Both phones adhere to the current gold standard of 2160p at 30fps, but they have lower resolution modes as well. The LG G4 is a bit light on options here, offering only 1080p and 720p, plus a high framerate option. It lacks a 60fps mode though.
The Samsung Galaxy S6 offers 60fps mode at 1080p in addition to QHD and high framerate options. Note that it uses a combination of optical and digital stabilization, but the digital portion gets disabled when you go over 1080p @ 30fps.
The Galaxy S6 uses a higher bitrate for its 2160p videos, 48Mbps, while the LG G4 shoots at 30Mbps. This means a minute of S6 video eats up 360MB, while G4 videos take 225MB per minute. The flipside of this is that the higher framerate has the potential to keep more fine detail. For 1080p videos both settle on 17Mbps.

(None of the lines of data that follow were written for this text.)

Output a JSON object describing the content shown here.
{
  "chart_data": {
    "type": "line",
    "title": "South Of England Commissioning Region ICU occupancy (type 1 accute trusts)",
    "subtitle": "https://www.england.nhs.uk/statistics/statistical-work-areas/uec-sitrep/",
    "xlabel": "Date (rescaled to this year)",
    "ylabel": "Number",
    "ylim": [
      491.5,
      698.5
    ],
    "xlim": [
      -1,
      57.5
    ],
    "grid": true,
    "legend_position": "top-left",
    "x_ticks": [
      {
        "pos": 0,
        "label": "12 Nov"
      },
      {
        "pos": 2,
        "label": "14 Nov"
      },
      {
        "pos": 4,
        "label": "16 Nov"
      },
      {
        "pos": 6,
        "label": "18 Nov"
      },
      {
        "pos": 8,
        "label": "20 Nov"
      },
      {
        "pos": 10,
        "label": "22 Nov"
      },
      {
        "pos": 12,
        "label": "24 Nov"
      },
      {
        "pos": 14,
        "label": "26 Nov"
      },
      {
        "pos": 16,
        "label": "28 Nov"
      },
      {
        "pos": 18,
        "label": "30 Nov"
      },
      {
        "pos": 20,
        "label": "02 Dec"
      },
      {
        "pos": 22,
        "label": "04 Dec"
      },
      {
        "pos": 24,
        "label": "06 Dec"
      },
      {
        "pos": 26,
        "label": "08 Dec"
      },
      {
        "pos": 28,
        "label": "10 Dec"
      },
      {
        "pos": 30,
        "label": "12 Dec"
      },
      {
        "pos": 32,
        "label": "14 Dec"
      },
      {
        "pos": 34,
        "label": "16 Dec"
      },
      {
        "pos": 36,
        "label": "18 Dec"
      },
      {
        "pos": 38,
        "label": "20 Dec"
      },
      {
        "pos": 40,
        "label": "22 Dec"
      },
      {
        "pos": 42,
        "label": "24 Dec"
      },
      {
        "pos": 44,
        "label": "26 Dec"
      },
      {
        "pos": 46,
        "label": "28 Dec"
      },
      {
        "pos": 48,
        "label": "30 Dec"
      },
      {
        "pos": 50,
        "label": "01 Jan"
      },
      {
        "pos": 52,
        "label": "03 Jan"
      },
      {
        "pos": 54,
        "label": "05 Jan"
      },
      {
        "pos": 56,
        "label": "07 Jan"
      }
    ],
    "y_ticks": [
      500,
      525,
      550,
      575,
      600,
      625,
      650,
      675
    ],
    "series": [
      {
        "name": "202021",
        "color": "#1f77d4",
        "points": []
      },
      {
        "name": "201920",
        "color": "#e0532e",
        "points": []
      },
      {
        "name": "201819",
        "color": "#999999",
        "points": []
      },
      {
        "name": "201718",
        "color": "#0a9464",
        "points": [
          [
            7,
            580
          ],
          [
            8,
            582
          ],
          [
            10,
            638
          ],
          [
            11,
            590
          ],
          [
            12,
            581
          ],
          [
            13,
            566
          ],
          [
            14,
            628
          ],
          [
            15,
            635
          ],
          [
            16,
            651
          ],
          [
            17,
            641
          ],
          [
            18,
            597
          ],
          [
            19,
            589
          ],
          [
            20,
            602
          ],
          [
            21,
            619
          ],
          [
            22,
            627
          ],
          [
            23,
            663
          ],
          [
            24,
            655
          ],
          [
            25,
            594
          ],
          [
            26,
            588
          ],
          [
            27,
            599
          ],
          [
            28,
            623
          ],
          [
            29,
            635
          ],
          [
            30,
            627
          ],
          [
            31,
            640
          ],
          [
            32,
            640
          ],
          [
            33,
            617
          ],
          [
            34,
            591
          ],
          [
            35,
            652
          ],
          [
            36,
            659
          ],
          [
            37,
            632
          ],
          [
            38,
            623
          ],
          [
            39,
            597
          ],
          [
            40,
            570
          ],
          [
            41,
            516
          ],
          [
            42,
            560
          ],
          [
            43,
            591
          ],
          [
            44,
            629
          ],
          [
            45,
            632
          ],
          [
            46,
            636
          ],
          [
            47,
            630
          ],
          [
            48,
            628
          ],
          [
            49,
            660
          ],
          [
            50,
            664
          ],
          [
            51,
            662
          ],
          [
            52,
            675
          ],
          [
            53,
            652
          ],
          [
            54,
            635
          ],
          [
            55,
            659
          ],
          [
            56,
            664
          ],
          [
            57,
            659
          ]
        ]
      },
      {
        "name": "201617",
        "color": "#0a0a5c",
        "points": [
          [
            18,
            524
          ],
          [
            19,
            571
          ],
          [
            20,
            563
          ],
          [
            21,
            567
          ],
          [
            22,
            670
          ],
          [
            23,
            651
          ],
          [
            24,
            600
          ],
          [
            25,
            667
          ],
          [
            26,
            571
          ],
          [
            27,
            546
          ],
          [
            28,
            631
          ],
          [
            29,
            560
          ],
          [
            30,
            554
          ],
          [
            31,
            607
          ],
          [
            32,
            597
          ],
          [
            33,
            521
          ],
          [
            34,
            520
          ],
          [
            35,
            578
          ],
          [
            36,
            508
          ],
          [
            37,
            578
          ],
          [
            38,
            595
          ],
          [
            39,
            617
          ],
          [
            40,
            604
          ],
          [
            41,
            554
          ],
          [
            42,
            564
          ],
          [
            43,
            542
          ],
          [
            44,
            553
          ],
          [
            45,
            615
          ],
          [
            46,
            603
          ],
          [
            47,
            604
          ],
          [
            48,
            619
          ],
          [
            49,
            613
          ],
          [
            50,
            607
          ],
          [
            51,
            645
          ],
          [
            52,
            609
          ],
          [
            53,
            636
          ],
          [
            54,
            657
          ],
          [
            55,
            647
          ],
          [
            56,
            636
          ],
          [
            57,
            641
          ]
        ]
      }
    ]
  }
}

Sound is important to note here. The Samsung Galaxy S6 records 256Kbps audio, while the LG G4 is capped at 156Kbps. Even so, the LG G4 seems to have the better mics and the audio sounds better. It's also less susceptible to wind noise.
While the still camera field of view was equal for both phones, in video mode the Galaxy S6 is slightly wider, capturing more of the scene. The LG G4 dynamic range allows it to capture more detail in the shadows and highlights. It white balance sensor helps out again, the S6 videos have a cool tint.
Foliage and other fine detail in LG G4 videos still get smudged a bit and Galaxy S6 videos generally come out sharper.
The clouds rolled in by the time we got to the 1080p samples. So videos from both have washed out skies, but the underexposure problem in the Galaxy S6 videos becomes more pronounced.
Unlike 2160p videos, the LG G4 leans on the sharpening (more than the S6), which creates some visible halos.
You can download untouched samples from both in case you don't trust YouTube's compression.
|LG G4||Samsung Galaxy S6|
Winner: LG G4. We wish 2160p videos were sharpened more and 1080p videos less, but with better dynamic range and color rendering, plus better audio, the LG G4 provides the better overall experience.
The Samsung Galaxy S6 videos are sharper with more detail, in part thanks to the higher bitrate. It takes up precious, un-expandable storage though. We were surprised to hear the higher bitrate audio sound worse.
Both the LG G4 and Samsung Galaxy S6 feature optical image stabilization for photos and videos. Digital stabilization is rarely any good and even when it is, it eats up too much of the field of view so OIS is a vital feature for both.
The effects of OIS are most visible in video, so we attached the two phones together and shot 2160p videos simultaneously on both. Here's what that looks like side by side.
The Galaxy S6 warns that it can't do additional video stabilization at 2160p - for 1080p videos it uses a combination of optical and digital stabilization. Even without that boost, the S6 video appears smoother while the LG G4 has some slight jerkiness in places.
Winner: Samsung Galaxy S6. Both phones do a very good job at absorbing the worst of handshake jerks, but the Galaxy S6 does it slightly better.